En attendant, il ne nous reste plus qu'à faire nos bagages. Abandonnant des vêtements pour faire de la place, j'empile en sandwich les tissus et les statues. Entre-temps, Peter est rentré, fatigué mais ayant bien récupéré. Un test rapide confirme un taux de sucre normal.
Après un bon dîner terminé par le gâteau d'anniversaire de Marc, 17 ans, vient le moment du départ...
Je dis au revoir, ému, aux Indiens de la Guest House, avant de serrer tour à tour dans mes bras les trois jeunes Indiens. Je promets à Sindy, je me promets, de revenir. Mais je n'y crois pas trop, et lui non plus.
Nous arrivons à la gare, sans Mr Bunch ni Peter, qui nous rejoindrons demain. Après un va-et-vient sous la conduite hésitante d'un Indien, nous finissons par trouver nos cabines.
En écrivant ces lignes, je ne peux m'empêcher de penser que demain est notre dernier jour en Inde... je voudrais tellement pouvoir rester !

24/02/01
Réveil à 5h30, vingt minutes avant l'entré en gare. J'ai dormi comme une masse, mais pas assez longtemps ; je fatiguerai vite aujourd'hui. Le train arrivé à Trivandrum, nous prenons trois taxis pour Kovalam Beach.
Comment ai-je pus trouver ce lieu beau, ce lundi où nous sommes arrivés? Kovalam n'est qu'un enchevêtrement immonde de boutiques pour touristes, la moitié "tibétaine" et de restaurants tout aussi touristiques. Peu d'Indiens ici ; que des touristes. Les seuls Indiens visibles sont derrière des comptoirs, servent des boissons ou vendent des tissus colorés à des prix excessifs, qui baissent vite face à nos exclamations indignées.
Le peu de shopping que je fais est plutôt cher, et pas de très bonne qualité : j'aurais dû en faire plus à Madurai.
Quant aux repas, dans des restaurants pour touristes où les seuls clients Indiens viennent de Delhi et sont habillés en Lacoste, ils semblent cumuler tous les défauts de la restauration indienne et européenne, sans en garder aucunes des qualités: prix vertigineux (pour l'Inde, en tout cas), service interminable, plats mesquins et de qualité médiocre... On retrouve des cheveux dans les pizzas, de l'écorce dans les currys à la place d'épices. Nous aurions mieux mangé, et pour moins cher, dans un restaurant pour Indiens...

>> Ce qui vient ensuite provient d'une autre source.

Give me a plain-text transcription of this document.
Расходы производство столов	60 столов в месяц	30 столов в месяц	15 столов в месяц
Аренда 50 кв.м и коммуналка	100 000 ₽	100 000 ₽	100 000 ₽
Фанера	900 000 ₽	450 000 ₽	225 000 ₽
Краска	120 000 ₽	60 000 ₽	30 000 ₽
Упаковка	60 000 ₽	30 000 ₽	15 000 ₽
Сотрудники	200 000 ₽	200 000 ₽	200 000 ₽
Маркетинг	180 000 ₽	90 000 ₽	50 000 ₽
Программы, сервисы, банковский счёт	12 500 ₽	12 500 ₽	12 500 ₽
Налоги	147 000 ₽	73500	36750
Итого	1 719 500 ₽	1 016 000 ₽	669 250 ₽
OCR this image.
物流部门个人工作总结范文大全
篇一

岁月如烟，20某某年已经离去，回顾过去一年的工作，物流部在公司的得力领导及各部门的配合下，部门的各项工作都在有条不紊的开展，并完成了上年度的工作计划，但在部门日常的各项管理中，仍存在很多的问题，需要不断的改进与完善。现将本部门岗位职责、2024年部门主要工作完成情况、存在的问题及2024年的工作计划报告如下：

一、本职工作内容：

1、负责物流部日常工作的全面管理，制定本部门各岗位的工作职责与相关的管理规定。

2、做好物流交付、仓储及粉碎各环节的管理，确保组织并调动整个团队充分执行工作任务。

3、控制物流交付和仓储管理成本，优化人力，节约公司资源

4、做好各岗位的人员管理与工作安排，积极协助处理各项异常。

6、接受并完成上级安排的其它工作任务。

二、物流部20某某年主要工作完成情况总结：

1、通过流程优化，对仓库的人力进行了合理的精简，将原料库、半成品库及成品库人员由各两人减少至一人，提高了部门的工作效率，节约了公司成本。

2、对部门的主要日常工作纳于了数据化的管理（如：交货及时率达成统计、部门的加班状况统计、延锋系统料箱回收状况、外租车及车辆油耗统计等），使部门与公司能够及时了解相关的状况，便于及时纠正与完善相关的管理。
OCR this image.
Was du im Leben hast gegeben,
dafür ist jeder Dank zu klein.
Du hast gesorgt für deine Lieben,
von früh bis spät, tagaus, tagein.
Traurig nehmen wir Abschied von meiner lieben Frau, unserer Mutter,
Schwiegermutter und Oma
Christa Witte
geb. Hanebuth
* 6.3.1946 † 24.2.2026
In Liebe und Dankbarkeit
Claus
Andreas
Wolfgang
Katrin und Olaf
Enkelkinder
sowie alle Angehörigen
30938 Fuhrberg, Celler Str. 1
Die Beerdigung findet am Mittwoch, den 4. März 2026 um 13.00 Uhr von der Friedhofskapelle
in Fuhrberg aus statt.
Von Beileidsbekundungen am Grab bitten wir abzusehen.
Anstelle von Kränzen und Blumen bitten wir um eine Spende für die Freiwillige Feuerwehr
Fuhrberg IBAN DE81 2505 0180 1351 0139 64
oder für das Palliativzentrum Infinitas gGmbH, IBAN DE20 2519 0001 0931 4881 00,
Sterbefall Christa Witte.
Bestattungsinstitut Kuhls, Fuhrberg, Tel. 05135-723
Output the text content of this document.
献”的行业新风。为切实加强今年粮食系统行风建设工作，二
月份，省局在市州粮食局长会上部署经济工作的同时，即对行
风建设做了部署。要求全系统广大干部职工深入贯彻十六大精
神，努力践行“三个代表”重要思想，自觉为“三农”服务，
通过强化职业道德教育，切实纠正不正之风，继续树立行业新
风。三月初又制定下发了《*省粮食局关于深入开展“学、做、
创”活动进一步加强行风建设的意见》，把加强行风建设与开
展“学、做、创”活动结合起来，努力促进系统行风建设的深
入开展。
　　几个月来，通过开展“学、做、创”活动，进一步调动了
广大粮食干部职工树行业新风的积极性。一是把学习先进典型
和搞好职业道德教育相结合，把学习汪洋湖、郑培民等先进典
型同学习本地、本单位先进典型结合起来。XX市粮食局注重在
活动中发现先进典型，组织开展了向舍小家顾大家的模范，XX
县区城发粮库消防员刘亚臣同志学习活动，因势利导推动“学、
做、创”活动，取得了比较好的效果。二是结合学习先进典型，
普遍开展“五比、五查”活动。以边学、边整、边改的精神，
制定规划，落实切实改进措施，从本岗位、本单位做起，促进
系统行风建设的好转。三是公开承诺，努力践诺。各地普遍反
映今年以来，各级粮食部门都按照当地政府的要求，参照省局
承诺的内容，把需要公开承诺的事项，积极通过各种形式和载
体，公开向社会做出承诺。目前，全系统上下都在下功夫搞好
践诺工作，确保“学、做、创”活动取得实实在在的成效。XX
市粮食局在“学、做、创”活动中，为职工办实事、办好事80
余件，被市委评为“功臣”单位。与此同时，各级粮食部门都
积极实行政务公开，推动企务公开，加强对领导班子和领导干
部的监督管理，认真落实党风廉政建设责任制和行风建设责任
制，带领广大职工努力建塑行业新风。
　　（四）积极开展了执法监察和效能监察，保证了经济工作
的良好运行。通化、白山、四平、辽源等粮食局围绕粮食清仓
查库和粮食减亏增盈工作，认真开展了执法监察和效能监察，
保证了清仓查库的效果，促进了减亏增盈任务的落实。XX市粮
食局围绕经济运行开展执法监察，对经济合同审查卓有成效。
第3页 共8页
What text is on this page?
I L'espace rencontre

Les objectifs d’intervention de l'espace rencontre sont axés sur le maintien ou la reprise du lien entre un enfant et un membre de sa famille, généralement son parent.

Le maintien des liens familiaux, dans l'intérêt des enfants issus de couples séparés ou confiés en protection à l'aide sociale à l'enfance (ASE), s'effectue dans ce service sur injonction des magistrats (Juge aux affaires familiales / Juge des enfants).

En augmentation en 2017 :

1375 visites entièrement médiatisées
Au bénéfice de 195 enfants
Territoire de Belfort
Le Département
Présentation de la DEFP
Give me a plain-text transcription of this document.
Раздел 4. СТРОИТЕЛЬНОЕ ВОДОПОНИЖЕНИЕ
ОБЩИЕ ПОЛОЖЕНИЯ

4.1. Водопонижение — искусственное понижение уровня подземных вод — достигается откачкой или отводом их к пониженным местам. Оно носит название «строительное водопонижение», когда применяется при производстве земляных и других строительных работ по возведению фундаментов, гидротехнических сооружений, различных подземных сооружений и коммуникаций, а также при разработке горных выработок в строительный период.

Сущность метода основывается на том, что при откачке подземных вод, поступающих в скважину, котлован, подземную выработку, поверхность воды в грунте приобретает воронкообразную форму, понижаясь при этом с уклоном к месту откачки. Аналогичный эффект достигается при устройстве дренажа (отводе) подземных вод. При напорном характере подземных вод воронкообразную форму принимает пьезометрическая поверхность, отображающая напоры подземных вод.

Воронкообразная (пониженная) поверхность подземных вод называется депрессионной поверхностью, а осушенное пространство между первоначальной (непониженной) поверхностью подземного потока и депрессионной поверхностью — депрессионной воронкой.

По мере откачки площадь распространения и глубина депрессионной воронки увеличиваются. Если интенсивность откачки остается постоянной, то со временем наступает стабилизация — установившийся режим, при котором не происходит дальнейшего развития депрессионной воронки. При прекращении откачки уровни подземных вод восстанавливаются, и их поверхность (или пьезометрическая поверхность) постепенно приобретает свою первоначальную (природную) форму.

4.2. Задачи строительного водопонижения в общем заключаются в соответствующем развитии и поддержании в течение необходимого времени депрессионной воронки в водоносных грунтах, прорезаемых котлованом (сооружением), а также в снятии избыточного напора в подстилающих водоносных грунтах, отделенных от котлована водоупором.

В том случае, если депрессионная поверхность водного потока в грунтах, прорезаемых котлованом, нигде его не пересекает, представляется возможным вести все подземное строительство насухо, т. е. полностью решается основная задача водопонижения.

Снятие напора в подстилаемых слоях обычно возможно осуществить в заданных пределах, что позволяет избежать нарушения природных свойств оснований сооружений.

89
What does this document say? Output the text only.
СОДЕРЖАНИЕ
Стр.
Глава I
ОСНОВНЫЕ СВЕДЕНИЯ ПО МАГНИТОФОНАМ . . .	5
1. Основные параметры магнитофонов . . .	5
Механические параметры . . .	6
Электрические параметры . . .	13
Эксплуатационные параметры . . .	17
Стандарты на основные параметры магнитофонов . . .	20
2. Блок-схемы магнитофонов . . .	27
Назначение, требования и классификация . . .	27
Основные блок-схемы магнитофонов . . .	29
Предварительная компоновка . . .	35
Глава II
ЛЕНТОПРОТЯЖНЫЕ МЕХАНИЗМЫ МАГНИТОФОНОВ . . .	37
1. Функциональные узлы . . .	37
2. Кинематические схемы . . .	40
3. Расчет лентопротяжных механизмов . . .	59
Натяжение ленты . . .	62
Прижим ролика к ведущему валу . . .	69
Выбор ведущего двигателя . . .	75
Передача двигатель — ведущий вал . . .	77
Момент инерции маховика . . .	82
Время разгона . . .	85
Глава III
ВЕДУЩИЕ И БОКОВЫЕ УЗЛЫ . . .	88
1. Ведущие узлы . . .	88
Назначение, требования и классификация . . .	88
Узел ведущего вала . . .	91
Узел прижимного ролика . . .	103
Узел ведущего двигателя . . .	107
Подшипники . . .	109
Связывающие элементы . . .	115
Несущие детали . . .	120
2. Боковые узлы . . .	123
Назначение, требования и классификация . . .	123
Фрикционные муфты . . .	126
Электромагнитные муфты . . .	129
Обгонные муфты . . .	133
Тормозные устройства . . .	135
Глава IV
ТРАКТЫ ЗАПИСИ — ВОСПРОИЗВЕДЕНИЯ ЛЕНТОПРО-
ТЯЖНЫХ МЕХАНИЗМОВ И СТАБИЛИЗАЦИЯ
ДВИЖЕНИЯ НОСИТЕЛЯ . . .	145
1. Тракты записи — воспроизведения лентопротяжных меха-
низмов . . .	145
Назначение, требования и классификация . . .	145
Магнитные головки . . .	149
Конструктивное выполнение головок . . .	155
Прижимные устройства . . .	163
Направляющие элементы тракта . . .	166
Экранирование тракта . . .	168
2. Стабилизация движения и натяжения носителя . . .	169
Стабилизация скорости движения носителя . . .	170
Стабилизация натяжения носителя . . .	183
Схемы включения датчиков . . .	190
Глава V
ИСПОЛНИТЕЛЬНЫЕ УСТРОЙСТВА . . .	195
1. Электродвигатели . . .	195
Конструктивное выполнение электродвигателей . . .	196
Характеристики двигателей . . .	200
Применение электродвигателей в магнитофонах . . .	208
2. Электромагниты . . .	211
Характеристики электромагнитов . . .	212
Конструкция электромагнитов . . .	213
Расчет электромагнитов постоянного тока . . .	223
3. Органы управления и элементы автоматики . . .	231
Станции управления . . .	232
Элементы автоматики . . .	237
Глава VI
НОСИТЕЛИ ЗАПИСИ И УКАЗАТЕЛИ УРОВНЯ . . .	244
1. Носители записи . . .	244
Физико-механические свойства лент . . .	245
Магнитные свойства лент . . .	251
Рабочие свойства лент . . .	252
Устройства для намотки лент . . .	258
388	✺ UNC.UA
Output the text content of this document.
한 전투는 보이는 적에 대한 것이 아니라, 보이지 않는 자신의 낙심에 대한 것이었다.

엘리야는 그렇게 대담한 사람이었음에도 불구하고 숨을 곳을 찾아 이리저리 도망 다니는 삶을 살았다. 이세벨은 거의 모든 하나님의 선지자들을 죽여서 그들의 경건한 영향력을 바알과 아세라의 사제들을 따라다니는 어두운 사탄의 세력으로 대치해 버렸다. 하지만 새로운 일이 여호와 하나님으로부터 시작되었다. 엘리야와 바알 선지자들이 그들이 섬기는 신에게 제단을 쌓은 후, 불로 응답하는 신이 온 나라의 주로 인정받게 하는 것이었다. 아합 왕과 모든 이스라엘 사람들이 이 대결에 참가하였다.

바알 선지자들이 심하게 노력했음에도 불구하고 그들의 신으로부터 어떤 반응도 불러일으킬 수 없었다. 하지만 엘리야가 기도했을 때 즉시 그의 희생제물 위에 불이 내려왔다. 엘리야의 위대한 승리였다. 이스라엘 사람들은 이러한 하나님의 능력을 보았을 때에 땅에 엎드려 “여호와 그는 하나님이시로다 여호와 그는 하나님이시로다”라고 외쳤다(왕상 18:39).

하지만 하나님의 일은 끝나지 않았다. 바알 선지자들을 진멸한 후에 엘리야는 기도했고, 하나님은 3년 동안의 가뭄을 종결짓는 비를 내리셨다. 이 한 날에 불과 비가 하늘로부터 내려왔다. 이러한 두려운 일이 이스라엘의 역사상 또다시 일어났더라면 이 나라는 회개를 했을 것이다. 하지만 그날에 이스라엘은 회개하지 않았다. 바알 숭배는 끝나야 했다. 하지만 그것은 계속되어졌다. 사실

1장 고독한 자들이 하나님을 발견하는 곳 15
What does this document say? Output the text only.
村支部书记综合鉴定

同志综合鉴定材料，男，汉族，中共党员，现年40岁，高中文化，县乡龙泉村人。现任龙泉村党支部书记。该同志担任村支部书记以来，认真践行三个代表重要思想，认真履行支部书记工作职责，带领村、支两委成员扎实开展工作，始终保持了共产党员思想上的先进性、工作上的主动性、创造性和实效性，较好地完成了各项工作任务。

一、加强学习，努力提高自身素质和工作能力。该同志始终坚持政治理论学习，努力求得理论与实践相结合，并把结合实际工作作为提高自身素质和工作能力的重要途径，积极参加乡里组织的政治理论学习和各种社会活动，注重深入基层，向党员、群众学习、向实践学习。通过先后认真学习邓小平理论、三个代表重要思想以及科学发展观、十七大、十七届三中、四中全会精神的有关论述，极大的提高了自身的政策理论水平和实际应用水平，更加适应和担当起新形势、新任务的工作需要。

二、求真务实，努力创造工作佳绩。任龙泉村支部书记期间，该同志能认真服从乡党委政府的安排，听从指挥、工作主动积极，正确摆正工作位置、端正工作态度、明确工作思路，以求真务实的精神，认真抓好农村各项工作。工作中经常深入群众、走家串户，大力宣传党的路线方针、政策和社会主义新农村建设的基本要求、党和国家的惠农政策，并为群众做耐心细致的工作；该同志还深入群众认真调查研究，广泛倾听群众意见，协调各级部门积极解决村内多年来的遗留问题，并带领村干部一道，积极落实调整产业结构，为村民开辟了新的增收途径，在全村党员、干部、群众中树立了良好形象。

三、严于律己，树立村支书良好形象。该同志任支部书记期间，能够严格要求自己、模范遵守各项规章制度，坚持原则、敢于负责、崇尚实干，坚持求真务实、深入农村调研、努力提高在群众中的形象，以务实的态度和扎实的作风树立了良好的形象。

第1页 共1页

En fait, seul le soleil et les palmiers rappellent encore l'Inde ; en ce qui me concerne, nous avons quitté le pays quand le train s'est ébranlé dans la gare de Madurai, cette ville où les blancs sont si rares...

25/02/01
Réveil à 5h00, direction l'aéroport après un bref petit-déjeuner. Les contrôles s'enchaînent, nos bagages passent aux rayons X, nous sommes fouillés plusieurs fois... AirLanka ne plaisante pas avec la sécurité.
Nous finissons par embarquer à bord d'un A320 en direction de Colombo, d'où nous repartirons vers Paris. L'avion s'ébranle, roule vers la piste, accélère, décolle. nous survolons l'aéroport, puis la ville-jungle de Trivandrum, les Western Gats, refaisant en quelques minutes notre voyage en train, puis encore la plaine, puis la mer: l'Inde n'est plus qu'une côte dont nous nous éloignons à toute vitesse, puis une frange verte sur l'horizon, puis plus rien. Demain, nous serons à Paris...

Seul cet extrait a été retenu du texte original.